The harmonic-geometric mean inequality is defined as follows $$ \frac{n}{\sum_{i=1}^n \frac{1}{x_i}} \leq (\Pi_{i=1}^{n}x_i)^{\frac{1}{n}}\tag{1} $$
Given the following linear programming problem
$$ \min \sum_{i=1}^n \frac{1}{x_i}\\ \begin{align} \text{s.t} \,\,\,\,\,\,\,& \Pi_{i=1}^{n}x_i=1\\ &x\geq0 \end{align} $$ where $x \in \mathbb{R}^n$. If we set up KKT conditions, we end up with $x =[1, \cdots, 1]^{\top}$ as the optimal point of the optimization.
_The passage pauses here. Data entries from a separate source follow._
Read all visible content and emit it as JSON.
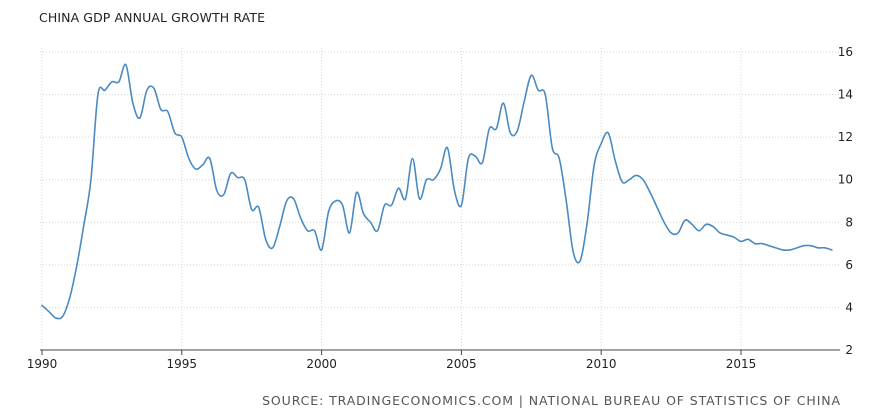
{
  "chart_data": {
    "type": "line",
    "title": "CHINA GDP ANNUAL GROWTH RATE",
    "source": "SOURCE: TRADINGECONOMICS.COM | NATIONAL BUREAU OF STATISTICS OF CHINA",
    "xlabel": "",
    "ylabel": "",
    "xlim": [
      1990,
      2018.5
    ],
    "ylim": [
      2,
      16
    ],
    "x_ticks": [
      {
        "value": 1990,
        "label": "1990"
      },
      {
        "value": 1995,
        "label": "1995"
      },
      {
        "value": 2000,
        "label": "2000"
      },
      {
        "value": 2005,
        "label": "2005"
      },
      {
        "value": 2010,
        "label": "2010"
      },
      {
        "value": 2015,
        "label": "2015"
      }
    ],
    "y_ticks": [
      {
        "value": 2,
        "label": "2"
      },
      {
        "value": 4,
        "label": "4"
      },
      {
        "value": 6,
        "label": "6"
      },
      {
        "value": 8,
        "label": "8"
      },
      {
        "value": 10,
        "label": "10"
      },
      {
        "value": 12,
        "label": "12"
      },
      {
        "value": 14,
        "label": "14"
      },
      {
        "value": 16,
        "label": "16"
      }
    ],
    "grid": true,
    "line_color": "#4a8ac2",
    "series": [
      {
        "name": "China GDP Annual Growth Rate",
        "x": [
          1990.0,
          1990.25,
          1990.5,
          1990.75,
          1991.0,
          1991.25,
          1991.5,
          1991.75,
          1992.0,
          1992.25,
          1992.5,
          1992.75,
          1993.0,
          1993.25,
          1993.5,
          1993.75,
          1994.0,
          1994.25,
          1994.5,
          1994.75,
          1995.0,
          1995.25,
          1995.5,
          1995.75,
          1996.0,
          1996.25,
          1996.5,
          1996.75,
          1997.0,
          1997.25,
          1997.5,
          1997.75,
          1998.0,
          1998.25,
          1998.5,
          1998.75,
          1999.0,
          1999.25,
          1999.5,
          1999.75,
          2000.0,
          2000.25,
          2000.5,
          2000.75,
          2001.0,
          2001.25,
          2001.5,
          2001.75,
          2002.0,
          2002.25,
          2002.5,
          2002.75,
          2003.0,
          2003.25,
          2003.5,
          2003.75,
          2004.0,
          2004.25,
          2004.5,
          2004.75,
          2005.0,
          2005.25,
          2005.5,
          2005.75,
          2006.0,
          2006.25,
          2006.5,
          2006.75,
          2007.0,
          2007.25,
          2007.5,
          2007.75,
          2008.0,
          2008.25,
          2008.5,
          2008.75,
          2009.0,
          2009.25,
          2009.5,
          2009.75,
          2010.0,
          2010.25,
          2010.5,
          2010.75,
          2011.0,
          2011.25,
          2011.5,
          2011.75,
          2012.0,
          2012.25,
          2012.5,
          2012.75,
          2013.0,
          2013.25,
          2013.5,
          2013.75,
          2014.0,
          2014.25,
          2014.5,
          2014.75,
          2015.0,
          2015.25,
          2015.5,
          2015.75,
          2016.0,
          2016.25,
          2016.5,
          2016.75,
          2017.0,
          2017.25,
          2017.5,
          2017.75,
          2018.0,
          2018.25
        ],
        "values": [
          4.1,
          3.8,
          3.5,
          3.6,
          4.5,
          6.0,
          7.9,
          10.0,
          14.0,
          14.2,
          14.6,
          14.6,
          15.4,
          13.6,
          12.9,
          14.2,
          14.3,
          13.3,
          13.2,
          12.2,
          12.0,
          11.0,
          10.5,
          10.7,
          11.0,
          9.5,
          9.3,
          10.3,
          10.1,
          10.0,
          8.6,
          8.7,
          7.2,
          6.8,
          7.8,
          9.0,
          9.1,
          8.2,
          7.6,
          7.6,
          6.7,
          8.5,
          9.0,
          8.8,
          7.5,
          9.4,
          8.4,
          8.0,
          7.6,
          8.8,
          8.8,
          9.6,
          9.1,
          11.0,
          9.1,
          10.0,
          10.0,
          10.5,
          11.5,
          9.5,
          8.8,
          11.0,
          11.1,
          10.8,
          12.4,
          12.4,
          13.6,
          12.2,
          12.3,
          13.7,
          14.9,
          14.2,
          14.0,
          11.5,
          11.0,
          9.0,
          6.6,
          6.2,
          8.0,
          10.7,
          11.7,
          12.2,
          10.9,
          9.9,
          10.0,
          10.2,
          10.0,
          9.4,
          8.7,
          8.0,
          7.5,
          7.5,
          8.1,
          7.9,
          7.6,
          7.9,
          7.8,
          7.5,
          7.4,
          7.3,
          7.1,
          7.2,
          7.0,
          7.0,
          6.9,
          6.8,
          6.7,
          6.7,
          6.8,
          6.9,
          6.9,
          6.8,
          6.8,
          6.7
        ]
      }
    ]
  }
}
Hence the minimum value is $n$.
Question: using the above result how we can prove $(1)$?
Suppose we have $y_1, \ldots, y_n > 0.$ Define $P = \prod_{i=1}^n y_i$ and $x_i = y_i \cdot P^{-1/n}.$ Then $x_i \geq 0$ and $\prod_{i=1}^n x_i = 1$ so by the result of the optimization problem we have
$$ \sum_{i=1}^n \frac{1}{x_i} \geq n$$
Since $x_i = y_i \cdot P^{-1/n}$ we have
$$\sum_{i=1}^n \frac{P^{1/n}}{y_i} \geq n$$
which rearranges to $$\frac{n}{\sum_{i=1}^n \frac{1}{y_i}} \leq P^{1/n}$$ as required.